Doskonale rozumiał to Verdi, którego Makbet jest nieodrodnym dzieckiem współczesnej mu kultury i epoki, a zarazem dziełem, z którego na każdym kroku wyziera dogłębne zrozumienie przesłania oryginału oraz spójność zawartych w nim spostrzeżeń z warstwą muzyczną. Co o tyle zdumiewające, że kompozytor znał tragedię Szekspira wyłącznie z lektury włoskich przekładów i zobaczył ją na scenie dopiero po premierze swojego Makbeta. Zadał sobie jednak trud, by skonsultować się z ludźmi bywałymi w angielskich teatrach, bezlitośnie ganił Piavego za wielosłowie libretta i podejmował uderzająco trafne decyzje dramaturgiczne – między innymi o tym, by zastąpić trzy wiedźmy trzema chórami czarownic, przy jednoczesnym zachowaniu pierwotnego charakteru postaci („triviali, ma stravaganti ed originali”). Wersja przedstawiona na premierze we Florencji w 1847 roku spotkała się z entuzjastycznym przyjęciem publiczności i pewną rezerwą krytyki, która spodziewała się po Makbecie kolejnej opery „fantastycznej” w duchu Meyerbeera. Ówcześni recenzenci nie docenili spójności narracji, opartej na typowym dla ówczesnej recepcji Szekspira zderzeniu pierwiastka komicznego z tragicznym, ale nowatorskiej z punktu widzenia roboty kompozytorskiej: pełnej gwałtownych zmian trybu z dur na moll, kontrastów faktury, ekstrawaganckich zwrotów w partiach wokalnych, podkreślających sens i wydźwięk tekstu.

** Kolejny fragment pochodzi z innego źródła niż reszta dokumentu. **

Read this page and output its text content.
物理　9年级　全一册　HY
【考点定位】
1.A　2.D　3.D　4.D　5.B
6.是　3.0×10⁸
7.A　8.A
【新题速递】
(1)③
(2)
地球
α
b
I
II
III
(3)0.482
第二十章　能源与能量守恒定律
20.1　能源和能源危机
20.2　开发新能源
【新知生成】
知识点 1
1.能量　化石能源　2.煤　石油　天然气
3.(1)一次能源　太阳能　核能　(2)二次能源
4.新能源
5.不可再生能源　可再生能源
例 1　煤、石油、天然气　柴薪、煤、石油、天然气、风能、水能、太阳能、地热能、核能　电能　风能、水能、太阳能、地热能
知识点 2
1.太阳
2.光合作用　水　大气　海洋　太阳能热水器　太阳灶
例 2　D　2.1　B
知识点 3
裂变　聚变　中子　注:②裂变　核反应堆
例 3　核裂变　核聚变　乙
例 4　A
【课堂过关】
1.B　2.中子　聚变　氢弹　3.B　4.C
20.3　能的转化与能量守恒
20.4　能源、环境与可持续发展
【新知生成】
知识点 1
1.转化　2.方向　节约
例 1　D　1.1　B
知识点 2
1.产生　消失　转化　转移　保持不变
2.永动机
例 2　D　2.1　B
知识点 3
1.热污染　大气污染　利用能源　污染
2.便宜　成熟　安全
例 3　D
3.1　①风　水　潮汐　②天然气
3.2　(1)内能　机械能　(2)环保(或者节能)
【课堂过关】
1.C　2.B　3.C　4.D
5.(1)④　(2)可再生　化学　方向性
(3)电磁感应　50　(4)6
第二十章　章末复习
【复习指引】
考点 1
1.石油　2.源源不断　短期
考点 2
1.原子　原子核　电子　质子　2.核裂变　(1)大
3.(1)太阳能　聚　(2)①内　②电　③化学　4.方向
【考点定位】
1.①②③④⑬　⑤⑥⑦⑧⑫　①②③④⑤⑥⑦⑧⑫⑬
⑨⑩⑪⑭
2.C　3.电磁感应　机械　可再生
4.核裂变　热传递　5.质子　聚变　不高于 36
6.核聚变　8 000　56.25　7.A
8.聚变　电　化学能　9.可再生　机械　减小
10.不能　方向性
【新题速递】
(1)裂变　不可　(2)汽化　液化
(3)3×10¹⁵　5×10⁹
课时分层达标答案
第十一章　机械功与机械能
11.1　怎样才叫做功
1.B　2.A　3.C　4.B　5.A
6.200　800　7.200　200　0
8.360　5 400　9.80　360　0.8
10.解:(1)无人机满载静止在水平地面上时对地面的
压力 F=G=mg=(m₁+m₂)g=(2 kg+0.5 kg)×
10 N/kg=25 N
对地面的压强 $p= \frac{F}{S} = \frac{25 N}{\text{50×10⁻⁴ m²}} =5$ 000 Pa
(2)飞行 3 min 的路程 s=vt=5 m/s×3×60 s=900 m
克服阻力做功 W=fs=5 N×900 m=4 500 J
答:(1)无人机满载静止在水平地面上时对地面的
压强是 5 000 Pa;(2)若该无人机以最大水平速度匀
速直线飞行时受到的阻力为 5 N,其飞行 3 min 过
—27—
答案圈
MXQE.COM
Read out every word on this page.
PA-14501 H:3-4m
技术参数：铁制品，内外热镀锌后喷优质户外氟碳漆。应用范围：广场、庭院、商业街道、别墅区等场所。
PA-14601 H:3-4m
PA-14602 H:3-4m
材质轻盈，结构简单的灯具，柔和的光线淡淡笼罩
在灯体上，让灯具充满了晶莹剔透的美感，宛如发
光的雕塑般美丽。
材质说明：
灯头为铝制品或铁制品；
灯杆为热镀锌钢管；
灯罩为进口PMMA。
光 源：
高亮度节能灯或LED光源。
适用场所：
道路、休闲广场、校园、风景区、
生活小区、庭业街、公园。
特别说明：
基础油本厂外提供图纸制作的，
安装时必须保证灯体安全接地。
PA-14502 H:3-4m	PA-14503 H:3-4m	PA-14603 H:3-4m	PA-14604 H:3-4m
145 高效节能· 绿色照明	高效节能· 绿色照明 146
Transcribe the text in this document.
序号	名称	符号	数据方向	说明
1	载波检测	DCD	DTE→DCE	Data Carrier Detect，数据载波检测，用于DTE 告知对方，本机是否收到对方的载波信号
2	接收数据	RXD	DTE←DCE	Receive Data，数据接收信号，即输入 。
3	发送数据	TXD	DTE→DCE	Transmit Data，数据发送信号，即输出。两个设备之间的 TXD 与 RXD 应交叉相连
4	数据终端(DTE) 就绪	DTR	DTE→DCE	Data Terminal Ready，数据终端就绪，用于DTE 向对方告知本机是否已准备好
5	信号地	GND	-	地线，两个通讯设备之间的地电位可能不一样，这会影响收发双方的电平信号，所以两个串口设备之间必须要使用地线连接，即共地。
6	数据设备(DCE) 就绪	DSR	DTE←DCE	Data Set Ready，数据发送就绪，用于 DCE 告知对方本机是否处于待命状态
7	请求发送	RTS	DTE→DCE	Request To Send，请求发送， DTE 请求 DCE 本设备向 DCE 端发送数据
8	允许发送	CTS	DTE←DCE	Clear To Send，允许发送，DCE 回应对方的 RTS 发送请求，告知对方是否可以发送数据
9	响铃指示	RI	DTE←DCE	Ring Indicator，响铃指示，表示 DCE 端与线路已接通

Dziś Makbeta wystawia się najczęściej w wersji paryskiej z 1865 roku, z dodaną sceną baletową, arią Lady Makbet w II akcie i chóralnym „hymnem zwycięstwa” w finale. Realizatorzy najnowszej inscenizacji w Theater St. Gallen zdecydowali się na wersję hybrydową, z przywróconą z wersji pierwotnej sceną śmierci Makbeta („Mal per me che m’affidai”). Jechałam do Szwajcarii z ulgą i przeświadczeniem, że po niemrawym warszawskim Simonie Boccanegrze, w którym reżyserka na siłę skleiła libretto z powiastką o katastrofie klimatycznej (zrealizowaną takim nakładem środków, że ślad węglowy będzie się ciągnął za tym spektaklem przez najbliższe stulecie), usłyszę i zobaczę Makbeta granego z ogniem, śpiewanego z pasją, przeniesionego na scenę przez ludzi, którzy w wielkość tej opery wierzą co najmniej tak mocno, jak Verdi wierzył w geniusz Szekspira.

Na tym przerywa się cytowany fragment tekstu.